フィリピン下院司法委員会は4月29日、サラ・ドゥテルテ副大統領に対する2件の弾劾申し立てについて、弾劾に向けた相当理由があることを全会一致で認定した。これらの申し立ては下院本会議への送付に向けて統合される予定である。もし可決されれば、ドゥテルテ氏はフィリピン史上初めて2度の弾劾訴追を受けた公職者となる。
2026年4月29日水曜日、下院司法委員会はサラ・ドゥテルテ副大統領に対する2件の弾劾申し立てについて、全会一致で相当理由を認めた。野党第1党のレイラ・デ・リマ副院内総務は、この決定が公的信頼の裏切り、汚職、公金流用、公務員への贈賄、不当な財産蓄積、フェルディナンド・マルコス・ジュニア大統領とその家族に対する殺害予告といった一連の容疑に基づく証拠に依拠していると説明した。
生き残った申し立ては、デ・リマ氏、パオロ・オルテガ副議長、マニラ第6選挙区選出のビエンベニード・アバンテ下院議員によって支持された。これらは委員会報告書としてまとめられ、2か月の休会を経て5月4日に再開される議会の本会議へ送付される。本会議での採決は早ければ5月11日にも行われる可能性があり、弾劾を承認するには全318議席の3分の1にあたる106票が必要となる。

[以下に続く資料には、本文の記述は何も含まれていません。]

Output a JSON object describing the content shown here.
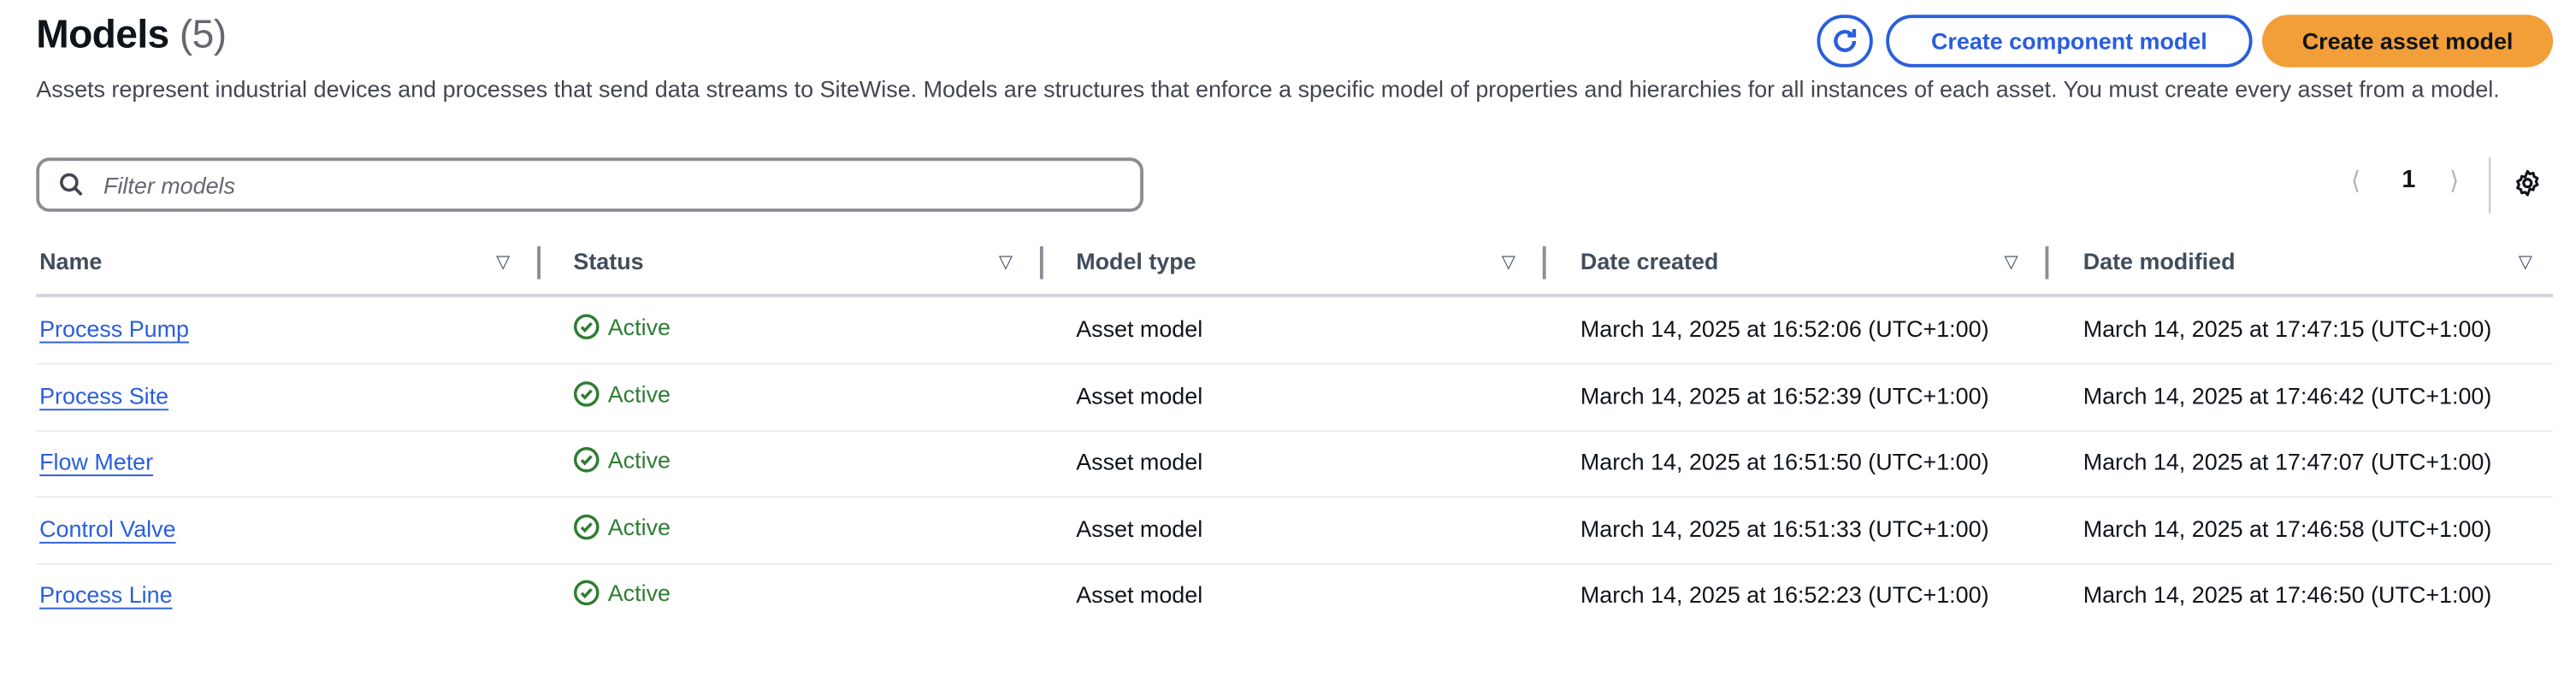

ジンキー・ルイスト委員長は、議員が報告書を検討するための妥当な時間を認めるという最高裁の新たな判決に従い、報告書を直ちに本会議へ送付すると述べた。弾劾が承認されれば、弾劾条項は上院での審理に委ねられ、有罪判決には上院議員24名中3分の2にあたる16名の賛成が必要となる。
これは、2025年7月に最高裁によって違憲と判断された最初の弾劾に続き、ドゥテルテ氏にとって2度目の弾劾訴追となる。イミー・マルコス氏やボン・ゴー氏といった上院議員からの支持はあるものの、この審理は世論の注目も集めることになるだろう。